Mum was LITERALLY NOWHERE TO BE SEEN. She wasn’t stood next to the kettle waiting for it to boil for her morning cup of coffee. She wasn’t setting bowls on the table or getting cereal out of the kitchen cupboards whilst wearing her dressing gown and slippers. She wasn’t even out on the balcony having a cigarette.

It was as if she had suddenly VANISHED INTO THIN AIR. Mum always made us eat breakfast. She said it was the most important meal of the day. But, as no one was around to make it for me, breakfast was going to have to wait today.

And I couldn’t even get to the fridge if I wanted to as Grandma’s chair was in the way, Rose is the only one of us tall enough to reach the cupboards where the cereal is kept, and I wasn’t allowed to touch the bread knife under ANY CIRCUMSTANCES without the presence of a RESPONSIBLE ADULT.

It looked as though I was going to have to go hungry until lunchtime at least. I would have to try my best to ignore my growling stomach until then. It sounded as if a VERY ANGRY TIGER was going TOTALLY BERSERK in there.

So that’s when I decided something very strange was definitely happening. And I couldn’t ask Grandma about it until she woke up. I could potentially be waiting a very long while. I decided to write a list of all the possibilities of where Mum might be in order to kill some time and give myself a moment to think.

I grabbed my notebook from the pocket of my pyjamas, where I keep it safely nearby to record my observations and EMERGENCY SITUATIONS such as this one. It has a ballpoint pen covered in planets clipped to the side which is VERY HANDY INDEED as mum says I am prone to ABSENTMINDEDNESS (forgetfulness) and am always LOSING THINGS.

The cover looks just like the Milky Way, but I know for a fact it is not an accurate representation and even if it was, the stars you see in the night sky are actually THOUSANDS OF YEARS OLD and ALMOST CERTAINLY DEAD BY NOW anyway.

I opened a fresh page of my notebook and started to write my list.

places mum might have gone:

1. The EU

2. The Bahamas

3. Prison

4. Tesco

5. Christmas Shopping

6. Oxford Street (see point five above)

7. Hospital

8. Lukas’s house

9. Dad’s
 

10. Dead?

It seemed HIGHLY UNLIKELY that she was DEAD given that she had no MAJOR ENEMIES as far as I was aware, and we had already established that she hadn’t been EATEN ALIVE by WILD HOGS. And, in any case, it was JUST TOO AWFUL to even consider without any specific evidence. So, I decided to cross that one off the list.

This was certainly a huge relief, but it still left NINE OTHER POSSIBILITIES to investigate. It was going to be a VERY BUSY DAY. I closed the notebook and shoved it deep into my pocket where I knew it would be very secure and I wouldn’t lose it. There really was NO TIME TO WASTE.

By now it was eight thirty am and we were undoubtedly going to be LATE FOR SCHOOL. On a normal day, I would have walked to school with my best friend Lukas, but this wasn’t a normal day, and he would already have left by now.

If I waited for Rose, who knows how long she would take.
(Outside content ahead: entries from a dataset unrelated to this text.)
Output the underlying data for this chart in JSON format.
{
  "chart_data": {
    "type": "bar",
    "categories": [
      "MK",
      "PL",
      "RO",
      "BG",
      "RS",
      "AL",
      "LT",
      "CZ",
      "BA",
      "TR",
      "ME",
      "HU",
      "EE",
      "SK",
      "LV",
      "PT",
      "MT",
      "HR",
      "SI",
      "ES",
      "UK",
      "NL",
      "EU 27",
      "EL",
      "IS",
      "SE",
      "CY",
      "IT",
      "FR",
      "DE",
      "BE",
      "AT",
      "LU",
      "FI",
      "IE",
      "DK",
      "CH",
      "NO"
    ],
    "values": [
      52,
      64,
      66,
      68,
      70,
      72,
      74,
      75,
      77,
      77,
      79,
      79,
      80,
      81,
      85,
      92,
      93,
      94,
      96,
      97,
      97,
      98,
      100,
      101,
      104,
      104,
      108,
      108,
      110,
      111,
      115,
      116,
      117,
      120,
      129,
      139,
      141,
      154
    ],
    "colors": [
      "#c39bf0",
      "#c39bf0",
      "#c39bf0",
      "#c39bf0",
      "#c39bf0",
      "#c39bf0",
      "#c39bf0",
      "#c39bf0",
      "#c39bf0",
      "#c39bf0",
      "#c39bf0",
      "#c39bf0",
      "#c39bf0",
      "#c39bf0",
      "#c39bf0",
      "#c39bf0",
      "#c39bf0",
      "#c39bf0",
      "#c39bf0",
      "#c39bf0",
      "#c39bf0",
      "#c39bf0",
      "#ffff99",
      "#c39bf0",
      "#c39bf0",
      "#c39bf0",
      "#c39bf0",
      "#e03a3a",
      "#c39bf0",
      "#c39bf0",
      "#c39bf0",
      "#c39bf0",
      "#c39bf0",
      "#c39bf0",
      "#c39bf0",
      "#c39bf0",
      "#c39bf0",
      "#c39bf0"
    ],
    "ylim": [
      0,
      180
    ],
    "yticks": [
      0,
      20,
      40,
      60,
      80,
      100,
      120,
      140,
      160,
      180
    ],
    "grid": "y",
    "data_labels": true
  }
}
And Grandma was still asleep. So, I decided to SEIZE THE MOMENT and walk to school by myself. I wasn’t really supposed to walk to school on my own without Lukas or Rose, but I knew the way and there was no one else around to take me after all.
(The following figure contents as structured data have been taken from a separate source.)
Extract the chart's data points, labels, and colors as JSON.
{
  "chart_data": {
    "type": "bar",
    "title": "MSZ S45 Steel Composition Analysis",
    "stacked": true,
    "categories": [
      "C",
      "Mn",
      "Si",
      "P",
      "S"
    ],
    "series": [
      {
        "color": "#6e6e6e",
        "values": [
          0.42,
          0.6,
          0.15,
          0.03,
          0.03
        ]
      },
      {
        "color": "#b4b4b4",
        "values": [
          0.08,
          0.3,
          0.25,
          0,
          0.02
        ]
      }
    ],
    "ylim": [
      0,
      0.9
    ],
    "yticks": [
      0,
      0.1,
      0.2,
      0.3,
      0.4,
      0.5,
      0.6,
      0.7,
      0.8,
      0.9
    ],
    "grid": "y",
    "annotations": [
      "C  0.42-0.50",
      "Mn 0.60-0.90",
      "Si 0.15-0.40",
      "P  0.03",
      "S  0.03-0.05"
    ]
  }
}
Mum was who knows where, Grandma was out for the count, and Rose was still getting ready. And it was getting LATE. As this was an EMERGENCY, I needed to USE MY INITIATIVE which is what Mum always tells me to do when I ask her a homework-related question that she doesn’t know the answer to.
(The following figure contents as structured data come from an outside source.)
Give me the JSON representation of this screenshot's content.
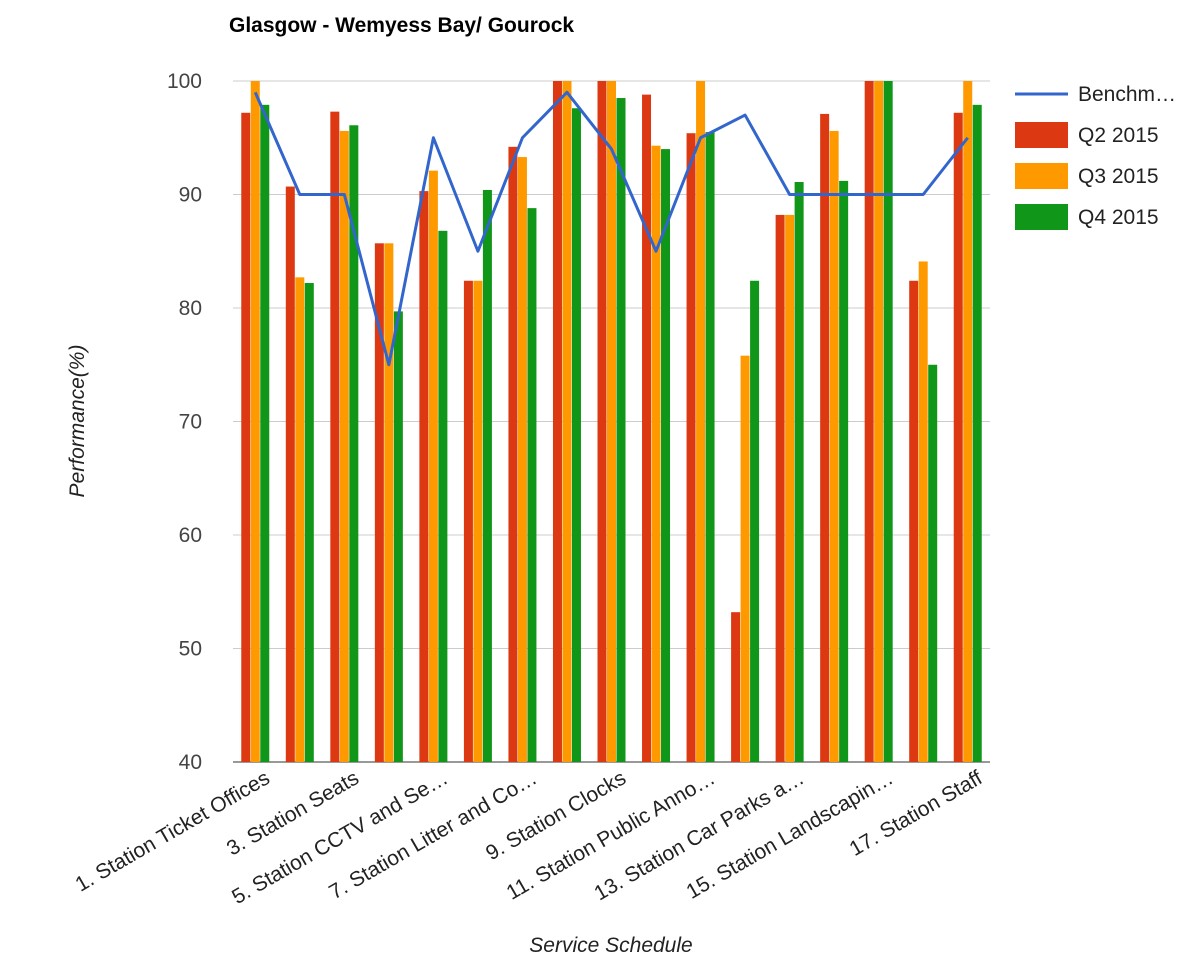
{
  "chart_data": {
    "type": "bar",
    "title": "Glasgow - Wemyess Bay/ Gourock",
    "xlabel": "Service Schedule",
    "ylabel": "Performance(%)",
    "ylim": [
      40,
      100
    ],
    "yticks": [
      40,
      50,
      60,
      70,
      80,
      90,
      100
    ],
    "grid": true,
    "legend_position": "right",
    "category_labels_shown": [
      "1. Station Ticket Offices",
      "3. Station Seats",
      "5. Station CCTV and Se…",
      "7. Station Litter and Co…",
      "9. Station Clocks",
      "11. Station Public Anno…",
      "13. Station Car Parks a…",
      "15. Station Landscapin…",
      "17. Station Staff"
    ],
    "category_count": 17,
    "series": [
      {
        "name": "Q2 2015",
        "kind": "bar",
        "color": "#dc3912",
        "values": [
          97.2,
          90.7,
          97.3,
          85.7,
          90.3,
          82.4,
          94.2,
          100,
          100,
          98.8,
          95.4,
          53.2,
          88.2,
          97.1,
          100,
          82.4,
          97.2
        ]
      },
      {
        "name": "Q3 2015",
        "kind": "bar",
        "color": "#ff9900",
        "values": [
          100,
          82.7,
          95.6,
          85.7,
          92.1,
          82.4,
          93.3,
          100,
          100,
          94.3,
          100,
          75.8,
          88.2,
          95.6,
          100,
          84.1,
          100
        ]
      },
      {
        "name": "Q4 2015",
        "kind": "bar",
        "color": "#109618",
        "values": [
          97.9,
          82.2,
          96.1,
          79.7,
          86.8,
          90.4,
          88.8,
          97.6,
          98.5,
          94.0,
          95.5,
          82.4,
          91.1,
          91.2,
          100,
          75.0,
          97.9
        ]
      },
      {
        "name": "Benchm…",
        "kind": "line",
        "color": "#3366cc",
        "values": [
          99,
          90,
          90,
          75,
          95,
          85,
          95,
          99,
          94,
          85,
          95,
          97,
          90,
          90,
          90,
          90,
          95
        ]
      }
    ]
  }
}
As my stomach continued to rumble loudly, protesting the LACK OF SUITABLE PROVISION (food), I raced back up the stairs to put on my school uniform. As I ran past the bathroom door, I noticed steam pouring out OMINOUSLY (in a spooky fashion) from underneath it, as if a somewhat HAPHAZARD WITCH was brewing potions in there.

I wouldn’t be able to brush my teeth but that was OK as I hadn’t had any breakfast yet anyway. At least my appalling morning breath might keep NEIL THE SCHOOL BULLY at bay.

I grabbed my school bag from where I’d flung it on the desk the Friday before and, transferring my notebook carefully into the trouser pocket of my school uniform, raced back down the stairs and out of the front door.